The Miner ignored their argument to focus on the food. Good food, hot food. The argument made it better somehow, brought her back to mess halls a million years ago, family dinner tables long before that, all the little fights over stupid points of trivia or policy or pride. Her mind wandered back to the grinning idiots in her old photos, and to her surprise she found herself blinking back a tear.

“Don’t drag me into this,” Mills was saying. “I don’t like any of it.”

“You did the marriage,” Takata accused.

“Two young people asked me to marry them, and yes I did. I’d do it again, for any two people who asked.” He looked meaningfully at Takata and Herrera, and when they both harrumphed and refused to take the bait, he focused on the Miner. “I was surprised to see you there, by the way. I half believed that after I left, those two wouldn’t get out of there alive.”

She shifted uncomfortably in her seat. “Good thing you only half believed it.”

“Best thing you could have done,” Herrera said sourly. “Those assholes would have killed each other off, let us start over. We’d have had some real peace. Now they’re just regrouping.”

“The peace of the grave,” Takata said.

“The peace of justice! You think just because they’re not out punching and shooting each other that there’s peace? Violence underpins everything they do. It’s there even if they’re not fighting, it’s just aimed at everyone like a squashed spring. Who’s gonna get fucked next?”

Takata waved his hand like he was swatting at a gnat. “That’s just crap. There’s tension in any system. People just plain don’t like each other. You’ll never remove all your ‘violent underpinnings’ and that’s the kind of shit you get when you try. Some jackass set off a nuclear weapon, for the love of God!” Mills met the Miner’s eye with a speculative look, but she let Takata’s speech wash over them. “People aren’t perfectible, Herrera. They’re assholes. They’re always gonna be assholes.”

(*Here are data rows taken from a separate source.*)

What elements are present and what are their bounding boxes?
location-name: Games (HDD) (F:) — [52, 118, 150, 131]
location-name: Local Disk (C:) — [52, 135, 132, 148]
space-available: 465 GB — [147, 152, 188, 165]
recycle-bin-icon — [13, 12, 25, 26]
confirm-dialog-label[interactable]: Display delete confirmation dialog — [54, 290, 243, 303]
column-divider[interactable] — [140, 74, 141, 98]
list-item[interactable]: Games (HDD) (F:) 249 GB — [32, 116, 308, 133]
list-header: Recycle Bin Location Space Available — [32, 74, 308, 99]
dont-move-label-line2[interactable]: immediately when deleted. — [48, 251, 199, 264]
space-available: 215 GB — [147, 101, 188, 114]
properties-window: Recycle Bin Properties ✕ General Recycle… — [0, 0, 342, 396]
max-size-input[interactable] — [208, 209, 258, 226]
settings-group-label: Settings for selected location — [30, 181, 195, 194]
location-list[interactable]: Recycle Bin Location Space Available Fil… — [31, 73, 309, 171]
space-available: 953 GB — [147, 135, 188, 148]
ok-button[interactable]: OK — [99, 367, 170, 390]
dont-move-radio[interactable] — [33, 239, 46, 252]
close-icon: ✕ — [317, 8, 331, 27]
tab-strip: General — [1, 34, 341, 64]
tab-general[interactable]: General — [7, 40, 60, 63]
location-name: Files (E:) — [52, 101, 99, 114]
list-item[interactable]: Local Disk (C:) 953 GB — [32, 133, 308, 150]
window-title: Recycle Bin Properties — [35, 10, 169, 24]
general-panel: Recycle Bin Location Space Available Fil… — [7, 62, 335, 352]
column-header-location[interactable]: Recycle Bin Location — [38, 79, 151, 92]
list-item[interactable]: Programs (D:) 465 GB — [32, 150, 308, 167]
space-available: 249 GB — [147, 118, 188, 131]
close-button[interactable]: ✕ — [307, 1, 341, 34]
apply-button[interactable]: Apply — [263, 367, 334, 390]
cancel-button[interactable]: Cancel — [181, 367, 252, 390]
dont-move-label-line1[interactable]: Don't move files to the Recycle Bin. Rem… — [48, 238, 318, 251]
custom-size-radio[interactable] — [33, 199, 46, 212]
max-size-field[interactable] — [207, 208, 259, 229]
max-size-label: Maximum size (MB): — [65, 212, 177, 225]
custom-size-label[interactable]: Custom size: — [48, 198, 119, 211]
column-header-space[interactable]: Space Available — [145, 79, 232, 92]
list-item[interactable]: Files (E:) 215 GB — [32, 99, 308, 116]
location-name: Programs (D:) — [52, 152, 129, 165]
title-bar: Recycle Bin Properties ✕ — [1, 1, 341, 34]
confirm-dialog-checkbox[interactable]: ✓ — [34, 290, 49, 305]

Herrera scoffed, but Takata interrupted him, pointing a finger in his face. “But the trick is that they’re lazy assholes. You get people invested in peace, see the benefits for themselves, they like to stay that way. Then you work at it. You improve. That’s how you get justice, not by blowing everything up.”

“Every so-called peace like that is on somebody’s back. And that poor sonofabitch gets repeatedly fucked while the people who have it good tinker with making things ‘a little bit better every day’ or whatever bullshit slogan, and congratulate each other on how nice they’re making everything, how well-dressed and polite that Feeney chap is, and isn’t it nice he stopped shanking people in public.”

“That’s rich. You hear that, Doc?”

Mills looked surprised and started to say, “Don’t look at me,” but Takata talked over him.

“You’ve never been the poor sonofabitch, Herrera! You bitch and moan, but you drew a government salary this whole time.” Herrera’s face reddened. “You’d have ridden out months more fighting with no problem, but me, I’m at the end of my rope here. Those Anaconda assholes won’t care that I’m not making rent because they screwed every pooch that walked by, they just care that I’m not making rent.”

“I’d have helped...” Herrera muttered.

“I don’t want help, I want customers! Customers are predictable. I know what they want, and that’s a decent dinner with as many cheap drinks as they can pour down their gullets, and if I piss one or two off, they go away and another few show up, look just like them. I don’t have to worry, oh I offended that one guy and now I’ll starve.”

“You do if that one guy is John Feeney. Or Angelica del Rio. Or Tom McMasters.”

Takata made a scornful face. “I don’t care what those crooks think of me.”

“What? And you suddenly care what I think of you?”

The two arguers went suddenly quiet. Dr Mills pursed his lips and raised his eyebrows. Then their faces both went dark and they started yelling over each other. The Miner leaned her elbows against the counter behind her, lost track of the conversation, and just enjoyed the bickering.